Hujan rintik-rintik, menemani perjalanan macho kami dengan motor matic. “Tak apalah, demi panda.” Pikir saya. Setelah sebelumnya mencari makan pagi dan sempat mampir ke stasiun Chiang Mai untuk membeli tiket kereta ke Bangkok –destinasi kami berikutnya–, sampailah kami di kebun binatang dengan kondisi tubuh nyemek.

Sehabis memarkir motor di tempat yang telah disediakan, saya menuju ke loket tempat penjualan tiket masuk, bersama dengan sekelompok anak-anak kecil rombongan study tour dari sekolahnya. Di situ tertulis, harga tiket masuk untuk pengunjung non Thailand adalah 100 Baht, sementara untuk warga negara Thailand, harganya hanya 50 Baht.

“Sudah kamu pura-pura jadi orang Thailand saja.” Kata Ahwan.

“Hah?” Saya melongo. “Bagaimana caranya?”

Tanpa sempat berpikir panjang, tiba-tiba antrian di depan saya sudah menyusut dan hanya ada saya dan petugas loket, terpisahkan oleh etalase. Saya sedikit menyipitkan mata, membentuk huruf V dengan jari tangan kanan tanpa mengucapkan sedikit kata pun, dan menyerahkan uang 500 Baht.

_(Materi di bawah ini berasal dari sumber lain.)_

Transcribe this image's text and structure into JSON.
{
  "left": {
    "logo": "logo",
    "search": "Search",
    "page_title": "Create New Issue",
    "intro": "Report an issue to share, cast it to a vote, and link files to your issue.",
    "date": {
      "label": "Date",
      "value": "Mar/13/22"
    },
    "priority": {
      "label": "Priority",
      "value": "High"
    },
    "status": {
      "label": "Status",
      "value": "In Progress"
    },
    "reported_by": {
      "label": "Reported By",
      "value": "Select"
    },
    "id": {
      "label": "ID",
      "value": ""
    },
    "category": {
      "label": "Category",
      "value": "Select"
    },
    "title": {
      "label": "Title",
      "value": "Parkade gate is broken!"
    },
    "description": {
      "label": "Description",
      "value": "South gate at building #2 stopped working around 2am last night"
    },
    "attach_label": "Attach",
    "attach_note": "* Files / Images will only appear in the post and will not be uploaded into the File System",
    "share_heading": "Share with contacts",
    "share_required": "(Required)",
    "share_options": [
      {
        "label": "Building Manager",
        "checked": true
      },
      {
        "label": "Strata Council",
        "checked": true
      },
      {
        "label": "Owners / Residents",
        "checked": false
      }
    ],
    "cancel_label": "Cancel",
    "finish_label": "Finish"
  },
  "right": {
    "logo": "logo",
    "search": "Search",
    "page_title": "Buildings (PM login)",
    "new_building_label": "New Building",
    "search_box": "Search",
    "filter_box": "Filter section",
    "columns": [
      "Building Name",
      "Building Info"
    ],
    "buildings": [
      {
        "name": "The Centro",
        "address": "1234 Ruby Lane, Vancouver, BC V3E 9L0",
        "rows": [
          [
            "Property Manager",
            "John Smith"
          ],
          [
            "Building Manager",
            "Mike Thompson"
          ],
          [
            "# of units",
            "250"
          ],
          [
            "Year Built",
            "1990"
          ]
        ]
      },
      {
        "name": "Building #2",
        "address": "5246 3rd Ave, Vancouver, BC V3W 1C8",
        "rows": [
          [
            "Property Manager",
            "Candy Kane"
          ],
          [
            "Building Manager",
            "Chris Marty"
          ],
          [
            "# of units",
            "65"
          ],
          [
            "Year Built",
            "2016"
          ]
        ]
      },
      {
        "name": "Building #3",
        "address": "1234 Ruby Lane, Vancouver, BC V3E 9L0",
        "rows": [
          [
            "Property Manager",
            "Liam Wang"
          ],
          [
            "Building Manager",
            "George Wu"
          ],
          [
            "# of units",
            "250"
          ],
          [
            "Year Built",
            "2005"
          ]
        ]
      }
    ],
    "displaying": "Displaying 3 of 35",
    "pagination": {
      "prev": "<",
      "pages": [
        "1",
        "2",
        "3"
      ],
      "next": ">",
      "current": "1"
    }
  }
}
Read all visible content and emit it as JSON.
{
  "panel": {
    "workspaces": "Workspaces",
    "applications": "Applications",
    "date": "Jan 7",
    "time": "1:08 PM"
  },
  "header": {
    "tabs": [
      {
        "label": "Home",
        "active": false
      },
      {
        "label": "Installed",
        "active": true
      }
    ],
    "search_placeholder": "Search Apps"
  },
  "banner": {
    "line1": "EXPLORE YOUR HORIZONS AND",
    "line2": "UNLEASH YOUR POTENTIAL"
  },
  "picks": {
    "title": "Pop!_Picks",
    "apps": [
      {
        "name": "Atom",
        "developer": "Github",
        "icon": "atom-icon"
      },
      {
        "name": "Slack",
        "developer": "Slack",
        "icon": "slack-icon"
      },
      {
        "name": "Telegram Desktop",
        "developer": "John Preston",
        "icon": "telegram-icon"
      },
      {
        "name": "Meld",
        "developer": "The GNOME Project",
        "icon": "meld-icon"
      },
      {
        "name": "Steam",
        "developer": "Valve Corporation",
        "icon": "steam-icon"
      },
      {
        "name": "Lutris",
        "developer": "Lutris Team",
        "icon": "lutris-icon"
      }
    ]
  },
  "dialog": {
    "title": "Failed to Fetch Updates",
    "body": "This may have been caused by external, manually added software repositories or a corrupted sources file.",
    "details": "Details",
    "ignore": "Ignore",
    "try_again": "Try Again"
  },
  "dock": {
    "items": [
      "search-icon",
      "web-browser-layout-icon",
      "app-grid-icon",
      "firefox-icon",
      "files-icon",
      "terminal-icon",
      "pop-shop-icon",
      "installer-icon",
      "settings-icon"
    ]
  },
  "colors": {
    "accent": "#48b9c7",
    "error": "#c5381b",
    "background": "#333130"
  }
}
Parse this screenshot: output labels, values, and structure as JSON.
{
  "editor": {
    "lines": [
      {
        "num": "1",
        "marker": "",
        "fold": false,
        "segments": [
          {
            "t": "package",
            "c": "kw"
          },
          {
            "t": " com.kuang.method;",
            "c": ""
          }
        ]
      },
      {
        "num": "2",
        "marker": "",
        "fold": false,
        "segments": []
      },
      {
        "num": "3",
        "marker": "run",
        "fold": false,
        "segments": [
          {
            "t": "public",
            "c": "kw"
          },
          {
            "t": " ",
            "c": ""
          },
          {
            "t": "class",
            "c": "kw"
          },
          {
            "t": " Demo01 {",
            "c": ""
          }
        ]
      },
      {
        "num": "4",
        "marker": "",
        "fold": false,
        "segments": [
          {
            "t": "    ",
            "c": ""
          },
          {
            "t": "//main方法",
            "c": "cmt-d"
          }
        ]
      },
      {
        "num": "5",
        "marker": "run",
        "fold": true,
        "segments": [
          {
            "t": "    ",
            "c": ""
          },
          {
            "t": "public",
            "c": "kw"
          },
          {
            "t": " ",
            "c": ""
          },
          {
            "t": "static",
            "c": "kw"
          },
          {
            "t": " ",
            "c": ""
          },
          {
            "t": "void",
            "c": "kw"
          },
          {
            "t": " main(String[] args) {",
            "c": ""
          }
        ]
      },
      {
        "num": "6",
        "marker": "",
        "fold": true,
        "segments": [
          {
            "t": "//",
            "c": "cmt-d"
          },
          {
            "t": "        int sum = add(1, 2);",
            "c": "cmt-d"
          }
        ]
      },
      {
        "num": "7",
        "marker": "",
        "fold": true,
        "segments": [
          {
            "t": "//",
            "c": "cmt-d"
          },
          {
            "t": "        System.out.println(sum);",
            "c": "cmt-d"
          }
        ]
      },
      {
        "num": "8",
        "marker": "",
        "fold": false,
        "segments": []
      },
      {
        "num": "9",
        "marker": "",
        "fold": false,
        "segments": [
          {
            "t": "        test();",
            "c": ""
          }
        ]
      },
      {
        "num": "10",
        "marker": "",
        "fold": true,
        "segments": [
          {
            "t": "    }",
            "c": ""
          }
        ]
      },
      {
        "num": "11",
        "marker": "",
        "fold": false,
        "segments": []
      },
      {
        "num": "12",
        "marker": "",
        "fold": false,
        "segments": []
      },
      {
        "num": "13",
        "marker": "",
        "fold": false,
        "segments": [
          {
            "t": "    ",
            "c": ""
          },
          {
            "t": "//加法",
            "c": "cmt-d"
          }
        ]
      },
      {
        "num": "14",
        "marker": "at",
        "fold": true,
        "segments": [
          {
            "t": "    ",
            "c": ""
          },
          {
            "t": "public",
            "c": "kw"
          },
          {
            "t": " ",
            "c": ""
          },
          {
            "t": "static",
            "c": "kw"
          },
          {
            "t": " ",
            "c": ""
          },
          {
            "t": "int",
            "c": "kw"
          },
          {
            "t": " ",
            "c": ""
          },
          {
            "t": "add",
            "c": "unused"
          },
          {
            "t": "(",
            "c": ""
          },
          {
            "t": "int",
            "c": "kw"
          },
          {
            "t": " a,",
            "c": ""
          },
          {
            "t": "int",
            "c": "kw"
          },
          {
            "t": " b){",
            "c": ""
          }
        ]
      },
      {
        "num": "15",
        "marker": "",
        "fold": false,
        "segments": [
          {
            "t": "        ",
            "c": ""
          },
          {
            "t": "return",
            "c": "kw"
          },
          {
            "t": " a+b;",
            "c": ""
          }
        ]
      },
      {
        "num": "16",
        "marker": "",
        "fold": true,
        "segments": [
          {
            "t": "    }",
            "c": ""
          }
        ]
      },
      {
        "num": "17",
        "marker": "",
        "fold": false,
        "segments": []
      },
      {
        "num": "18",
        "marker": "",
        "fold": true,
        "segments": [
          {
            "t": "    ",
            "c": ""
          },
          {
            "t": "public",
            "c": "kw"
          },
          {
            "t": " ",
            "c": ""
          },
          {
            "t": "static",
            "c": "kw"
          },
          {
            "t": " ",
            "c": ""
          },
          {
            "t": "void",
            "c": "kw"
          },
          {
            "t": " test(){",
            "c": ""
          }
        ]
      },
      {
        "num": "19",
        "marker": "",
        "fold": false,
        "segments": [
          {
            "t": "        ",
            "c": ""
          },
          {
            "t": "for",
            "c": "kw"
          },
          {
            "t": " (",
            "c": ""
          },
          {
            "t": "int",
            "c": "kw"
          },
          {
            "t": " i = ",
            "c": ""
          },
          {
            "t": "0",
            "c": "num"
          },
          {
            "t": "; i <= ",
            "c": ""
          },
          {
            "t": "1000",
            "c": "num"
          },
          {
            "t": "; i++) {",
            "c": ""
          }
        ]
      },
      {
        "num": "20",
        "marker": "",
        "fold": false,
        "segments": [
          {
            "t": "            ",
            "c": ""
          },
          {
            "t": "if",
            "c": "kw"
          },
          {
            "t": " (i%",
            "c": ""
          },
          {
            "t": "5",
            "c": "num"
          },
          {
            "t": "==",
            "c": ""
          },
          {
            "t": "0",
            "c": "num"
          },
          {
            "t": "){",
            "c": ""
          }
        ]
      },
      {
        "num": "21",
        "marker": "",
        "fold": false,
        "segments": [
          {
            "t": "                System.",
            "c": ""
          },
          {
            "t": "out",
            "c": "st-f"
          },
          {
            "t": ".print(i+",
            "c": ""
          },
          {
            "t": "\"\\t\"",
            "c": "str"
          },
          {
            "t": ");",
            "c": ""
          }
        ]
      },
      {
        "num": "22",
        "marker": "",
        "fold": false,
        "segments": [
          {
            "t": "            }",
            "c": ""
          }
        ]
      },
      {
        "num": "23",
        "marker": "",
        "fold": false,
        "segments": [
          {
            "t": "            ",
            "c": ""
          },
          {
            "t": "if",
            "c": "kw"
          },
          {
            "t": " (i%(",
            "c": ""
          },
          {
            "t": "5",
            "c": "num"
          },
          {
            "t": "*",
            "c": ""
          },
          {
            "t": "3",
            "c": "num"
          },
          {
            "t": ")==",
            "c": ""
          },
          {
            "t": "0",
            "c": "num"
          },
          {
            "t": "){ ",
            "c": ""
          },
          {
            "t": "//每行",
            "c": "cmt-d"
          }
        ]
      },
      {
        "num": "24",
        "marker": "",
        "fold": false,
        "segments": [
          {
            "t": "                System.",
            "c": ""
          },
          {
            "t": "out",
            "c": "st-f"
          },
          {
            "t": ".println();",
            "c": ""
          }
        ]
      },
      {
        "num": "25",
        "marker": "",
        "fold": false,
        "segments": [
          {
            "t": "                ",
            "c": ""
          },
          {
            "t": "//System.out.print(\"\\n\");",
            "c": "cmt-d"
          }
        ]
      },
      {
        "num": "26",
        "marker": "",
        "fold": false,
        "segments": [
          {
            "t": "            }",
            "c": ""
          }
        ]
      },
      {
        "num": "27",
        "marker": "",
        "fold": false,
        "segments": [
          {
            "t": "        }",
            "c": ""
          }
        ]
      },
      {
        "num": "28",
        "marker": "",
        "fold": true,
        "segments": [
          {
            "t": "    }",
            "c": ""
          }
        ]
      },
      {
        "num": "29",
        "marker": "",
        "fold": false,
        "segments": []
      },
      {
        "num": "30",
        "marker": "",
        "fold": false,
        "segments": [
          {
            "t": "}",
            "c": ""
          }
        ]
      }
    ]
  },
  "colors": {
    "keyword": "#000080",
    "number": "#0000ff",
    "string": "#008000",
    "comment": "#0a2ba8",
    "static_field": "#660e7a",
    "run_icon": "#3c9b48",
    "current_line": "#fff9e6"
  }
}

Petugas tersebut memberikan dua tiket kepada saya, beserta kembalian sebesar 400 Baht! Tak disangka, penyamaran saya berhasil. Dan tanpa ragu, saya mengucapkan “khwap khun khrap!” (salah satu ucapan dalam bahasa Thailand yang saya kuasai, selain “sawasdee khrap” dan Kiatisuk Senamuang.) yang berarti terima kasih dalam Bahasa Thailand.

DSCN5787

Welcome to Chiang Mai Zoo

Memasuki kebun binatang, saya seperti merasakan atmosfer yang sama seperti berada di Ragunan. Hanya bedanya, kebun binatang di sini lebih bersih, lebih lapang, dan lebih asri sehingga mampu memberikan suasana yang nyaman bagi para pengunjungnya.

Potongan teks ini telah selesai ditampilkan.